The encampment that once sheltered my memories now burnt to the ground, I began to feel invisible. Most of my memories were truly lost, although some would occasionally pass by to whisper in the ears of my loved ones, allowing them to share their version of my lost stories. Hearing it second hand didn’t feel the same; the stories didn’t engulf me the way the memories did when they still wriggled around within me. They were not mine. They were not real.

I hungrily looked at photographs from those lost years, hoping to tempt back that nagging tickle. To feel memories’ insistence for acknowledgement—so they could validate that I had a past worthy of remembering. When this failed, I would flee to walk circles around the block. Determined to go anywhere the quiet photographs were not, but with nowhere to go.

***

After the Shadow’s Gift

Post the fall, the initial deficits and memory loss forced me to sell my business—I had to leave behind the healthcare company I’d founded. Nor could I return to my previous career as a Speech-Language Pathologist. I had to find a new voice.

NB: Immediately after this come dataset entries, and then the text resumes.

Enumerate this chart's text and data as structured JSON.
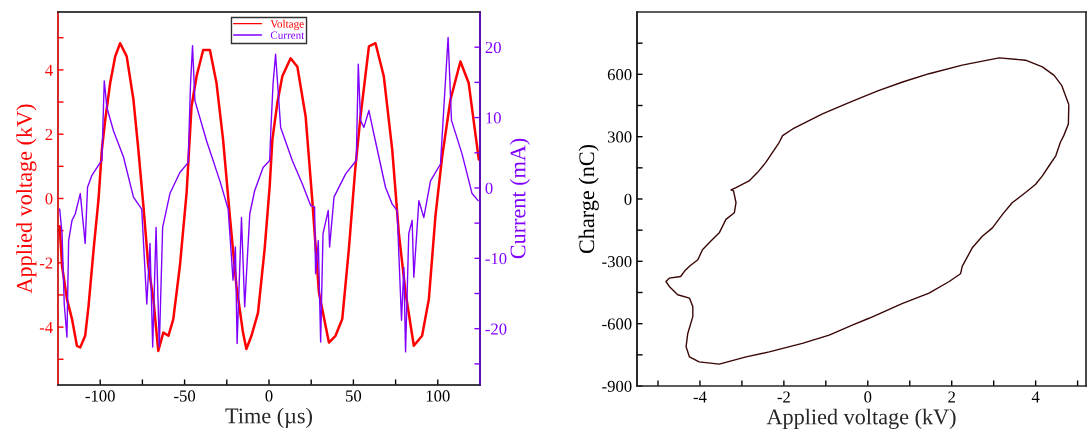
{
  "chart_data": [
    {
      "type": "line",
      "xlabel": "Time (µs)",
      "ylabel": "Applied voltage (kV)",
      "y2label": "Current (mA)",
      "legend": "top",
      "xlim": [
        -125,
        125
      ],
      "xticks": [
        -100,
        {
          "value": -75,
          "label": null
        },
        -50,
        {
          "value": -25,
          "label": null
        },
        0,
        {
          "value": 25,
          "label": null
        },
        50,
        {
          "value": 75,
          "label": null
        },
        100
      ],
      "ylim": [
        -5.8,
        5.8
      ],
      "yticks": [
        {
          "value": -5,
          "label": null
        },
        -4,
        {
          "value": -3,
          "label": null
        },
        -2,
        {
          "value": -1,
          "label": null
        },
        0,
        {
          "value": 1,
          "label": null
        },
        2,
        {
          "value": 3,
          "label": null
        },
        4,
        {
          "value": 5,
          "label": null
        }
      ],
      "y2lim": [
        -28,
        25
      ],
      "y2ticks": [
        {
          "value": -25,
          "label": null
        },
        -20,
        {
          "value": -15,
          "label": null
        },
        -10,
        {
          "value": -5,
          "label": null
        },
        0,
        {
          "value": 5,
          "label": null
        },
        10,
        {
          "value": 15,
          "label": null
        },
        20
      ],
      "series": [
        {
          "name": "Voltage",
          "color": "#ff0000",
          "x": [
            -124,
            -122.6,
            -119.7,
            -116.7,
            -113.8,
            -111.8,
            -108.9,
            -106.9,
            -103.9,
            -101,
            -99,
            -97,
            -94.1,
            -91.1,
            -88.2,
            -84.3,
            -80.3,
            -77.4,
            -74.4,
            -71.5,
            -68.5,
            -65.6,
            -62.6,
            -59.6,
            -56.7,
            -52.8,
            -48.8,
            -45.9,
            -42.9,
            -39,
            -35,
            -31.1,
            -27.2,
            -23.2,
            -19.3,
            -15.4,
            -13.4,
            -10.4,
            -6.5,
            -2.6,
            0.4,
            2,
            4.9,
            7.9,
            12.8,
            16.8,
            21.7,
            25.6,
            29.6,
            35.5,
            39.4,
            43.4,
            47.3,
            50.9,
            54.2,
            59.2,
            63.1,
            68,
            73,
            76.9,
            80.9,
            85.8,
            90.7,
            94.7,
            98.6,
            102.6,
            107.5,
            113.4,
            118.3,
            124.3
          ],
          "values": [
            -0.86,
            -2.1,
            -3.13,
            -3.75,
            -4.58,
            -4.63,
            -4.27,
            -3.34,
            -1.58,
            -0.03,
            1.52,
            2.45,
            3.59,
            4.42,
            4.83,
            4.42,
            3.07,
            1.52,
            -0.24,
            -2.1,
            -3.13,
            -4.74,
            -4.17,
            -4.27,
            -3.75,
            -2.1,
            0.18,
            2.86,
            3.8,
            4.62,
            4.62,
            3.59,
            1.83,
            -0.55,
            -2.72,
            -4.17,
            -4.68,
            -4.27,
            -3.55,
            -1.58,
            0.38,
            1.83,
            2.96,
            3.8,
            4.36,
            4.1,
            2.55,
            -0.03,
            -2.93,
            -4.48,
            -4.27,
            -3.75,
            -1.58,
            0.8,
            2.55,
            4.73,
            4.83,
            3.8,
            1.52,
            -1.07,
            -2.93,
            -4.58,
            -4.27,
            -3.13,
            -0.55,
            1.31,
            3.07,
            4.26,
            3.59,
            1.21
          ]
        },
        {
          "name": "Current",
          "color": "#8000ff",
          "axis": "y2",
          "x": [
            -124,
            -122.6,
            -121.3,
            -119.7,
            -118.7,
            -116.7,
            -114.8,
            -111.8,
            -108.9,
            -107.5,
            -104.9,
            -100,
            -99,
            -97.6,
            -96,
            -92.1,
            -86.2,
            -80.3,
            -75.4,
            -72.4,
            -70.5,
            -68.9,
            -66.9,
            -65,
            -63,
            -58.7,
            -52.8,
            -47.9,
            -46.5,
            -45.3,
            -43.9,
            -37,
            -29.1,
            -24.2,
            -21.3,
            -19.9,
            -18.9,
            -16.3,
            -14.4,
            -11.4,
            -8.5,
            -3.5,
            0.4,
            1,
            2.4,
            3.9,
            6.9,
            13.8,
            19.7,
            24.7,
            27,
            27.6,
            29.2,
            30.6,
            32,
            35.1,
            35.9,
            38.5,
            45.4,
            51.7,
            52.9,
            54.2,
            56.2,
            59.2,
            62.1,
            69,
            73,
            75.9,
            78.5,
            79.9,
            80.9,
            82.8,
            84.8,
            85.8,
            88.8,
            91.7,
            95.7,
            101.6,
            103.6,
            106.1,
            108.1,
            114.4,
            120.3,
            123.9
          ],
          "values": [
            -3.0,
            -6.5,
            -16.5,
            -21.2,
            -7.5,
            -4.6,
            -3.7,
            -0.8,
            -7.9,
            0.1,
            1.8,
            3.6,
            3.9,
            15.2,
            11.4,
            8.1,
            4.4,
            -1.3,
            -3.0,
            -16.5,
            -7.9,
            -22.6,
            -5.6,
            -22.6,
            -5.6,
            -0.8,
            2.2,
            3.6,
            14.7,
            20.2,
            12.4,
            6.7,
            1.0,
            -3.0,
            -13.1,
            -8.4,
            -22.1,
            -4.2,
            -16.9,
            -3.7,
            -0.4,
            2.9,
            3.9,
            7.7,
            14.8,
            19.0,
            8.6,
            3.9,
            0.6,
            -2.5,
            -2.7,
            -12.2,
            -7.5,
            -21.9,
            -6.5,
            -3.2,
            -8.4,
            -1.3,
            2.0,
            3.9,
            17.6,
            9.6,
            8.6,
            11.0,
            7.7,
            0.1,
            -2.3,
            -3.2,
            -18.8,
            -11.3,
            -23.3,
            -6.5,
            -4.6,
            -12.7,
            -1.8,
            -4.2,
            1.0,
            3.4,
            11.5,
            21.4,
            9.6,
            4.8,
            -0.8,
            -1.8
          ]
        }
      ]
    },
    {
      "type": "line",
      "xlabel": "Applied voltage (kV)",
      "ylabel": "Charge (nC)",
      "xlim": [
        -5.5,
        5.2
      ],
      "xticks": [
        {
          "value": -5,
          "label": null
        },
        -4,
        {
          "value": -3,
          "label": null
        },
        -2,
        {
          "value": -1,
          "label": null
        },
        0,
        {
          "value": 1,
          "label": null
        },
        2,
        {
          "value": 3,
          "label": null
        },
        4,
        {
          "value": 5,
          "label": null
        }
      ],
      "ylim": [
        -900,
        900
      ],
      "yticks": [
        -900,
        {
          "value": -750,
          "label": null
        },
        -600,
        {
          "value": -450,
          "label": null
        },
        -300,
        {
          "value": -150,
          "label": null
        },
        0,
        {
          "value": 150,
          "label": null
        },
        300,
        {
          "value": 450,
          "label": null
        },
        600,
        {
          "value": 750,
          "label": null
        }
      ],
      "series": [
        {
          "color": "#3a0505",
          "x": [
            4.79,
            4.78,
            4.67,
            4.59,
            4.48,
            4.32,
            4.16,
            4.0,
            3.76,
            3.44,
            3.21,
            2.97,
            2.73,
            2.49,
            2.25,
            2.21,
            1.94,
            1.46,
            0.83,
            0.03,
            -0.37,
            -0.92,
            -1.56,
            -2.35,
            -2.9,
            -3.54,
            -4.02,
            -4.25,
            -4.33,
            -4.29,
            -4.17,
            -4.17,
            -4.25,
            -4.53,
            -4.73,
            -4.81,
            -4.73,
            -4.46,
            -4.37,
            -4.25,
            -4.05,
            -3.94,
            -3.78,
            -3.54,
            -3.38,
            -3.18,
            -3.14,
            -3.2,
            -3.26,
            -3.14,
            -2.83,
            -2.63,
            -2.43,
            -2.27,
            -2.11,
            -2.03,
            -1.79,
            -1.4,
            -1.08,
            -0.52,
            -0.13,
            0.27,
            0.83,
            1.46,
            2.25,
            3.13,
            3.76,
            4.16,
            4.44,
            4.62,
            4.71,
            4.79
          ],
          "values": [
            450,
            361,
            305,
            273,
            208,
            160,
            111,
            71,
            31,
            -18,
            -74,
            -139,
            -179,
            -235,
            -324,
            -360,
            -397,
            -453,
            -502,
            -574,
            -607,
            -655,
            -695,
            -736,
            -760,
            -795,
            -784,
            -760,
            -711,
            -647,
            -566,
            -518,
            -477,
            -461,
            -421,
            -397,
            -381,
            -373,
            -348,
            -324,
            -292,
            -244,
            -211,
            -163,
            -98,
            -66,
            -18,
            39,
            44,
            55,
            87,
            127,
            176,
            224,
            273,
            305,
            337,
            377,
            410,
            458,
            490,
            523,
            563,
            603,
            644,
            679,
            668,
            636,
            595,
            547,
            498,
            455
          ]
        }
      ]
    }
  ]
}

In my career, I had worked with TBI (Traumatic Brain Injury) patients. So I knew that if I wanted to heal, I should exercise my brain through math, word puzzles, reading. This led me to reconnect with my first love, writing. It took five years, but eventually, I found acceptance. I found ways to embrace my reborn self and the lessons of my head injury. Diving back into writing was only the first gift.

I discovered that I could leave unkind slithering thoughts in the shadows; it was in my power to forget them. I could use the absence of their biases to move forward free of the burden of past hurts. As new memories were born, I could allow them to wriggle through my consciousness and poke without competition at my future present—I could birth my own forest of recollections to echo new life choices.

I learned to slow down and appreciate life’s gifts more. This was a new me—one with a past full of holes. Perhaps, a trail of holes was just fine and dandy. It was the wholeness I could make of today that mattered.

These choices, this acceptance of my reborn self—it ensured that my new memories and I could cast our own shadow, instead of only belonging to those we’d left behind.